In this early work, described as "masterful" ("grande maîtrise") and "glorious", Zelenka used several features that became characteristic for his music, including "jaunty" rhythms, "intense" harmonies, vocal lines in high register and long fugue subjects. Zelenkas set Laudamus and Quoniam from the Gloria for soloists. The solo voices at times "oppose the choir dramatically", and choral fugues of great scope end the extended movements.

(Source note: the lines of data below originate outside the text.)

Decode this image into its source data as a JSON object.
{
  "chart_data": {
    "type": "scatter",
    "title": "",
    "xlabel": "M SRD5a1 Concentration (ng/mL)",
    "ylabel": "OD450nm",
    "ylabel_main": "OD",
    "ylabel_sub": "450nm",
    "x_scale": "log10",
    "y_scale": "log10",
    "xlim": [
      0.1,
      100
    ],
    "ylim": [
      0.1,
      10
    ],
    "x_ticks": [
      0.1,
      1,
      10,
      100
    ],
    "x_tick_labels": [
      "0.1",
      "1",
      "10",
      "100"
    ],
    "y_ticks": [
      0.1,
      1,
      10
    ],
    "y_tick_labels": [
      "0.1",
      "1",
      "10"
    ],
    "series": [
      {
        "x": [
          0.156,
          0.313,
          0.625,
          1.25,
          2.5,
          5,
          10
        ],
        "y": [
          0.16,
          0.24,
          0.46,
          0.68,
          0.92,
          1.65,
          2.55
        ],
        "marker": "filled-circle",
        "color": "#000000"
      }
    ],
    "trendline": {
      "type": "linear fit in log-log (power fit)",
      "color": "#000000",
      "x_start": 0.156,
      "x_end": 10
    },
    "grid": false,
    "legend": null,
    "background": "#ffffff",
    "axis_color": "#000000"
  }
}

The music is a precursor of the Viennese mass that flourished in the middle of the 18th century.

== Recordings ==

Missa Sanctae Caeciliae was first recorded in 2021 by Ensemble Inégal and the Prague Baroque Soloists, conducted by Adam Viktora, with soloists Gabriela Eibenová, Kai Wessel, Tobias Hunger, Marián Krejčík and Jaromír Nosek In a series of Zelenka's works by the same performers, which previously contained psalm settings for Vespers and two masses, it was coupled with a Marian offertory hymn, Currite ad aras (Precipitate yourselves to the altars), ZWV 166, probably the first work composed in Vienna, in June 1716. A reviewer noted that the performers rose to the challenges with class.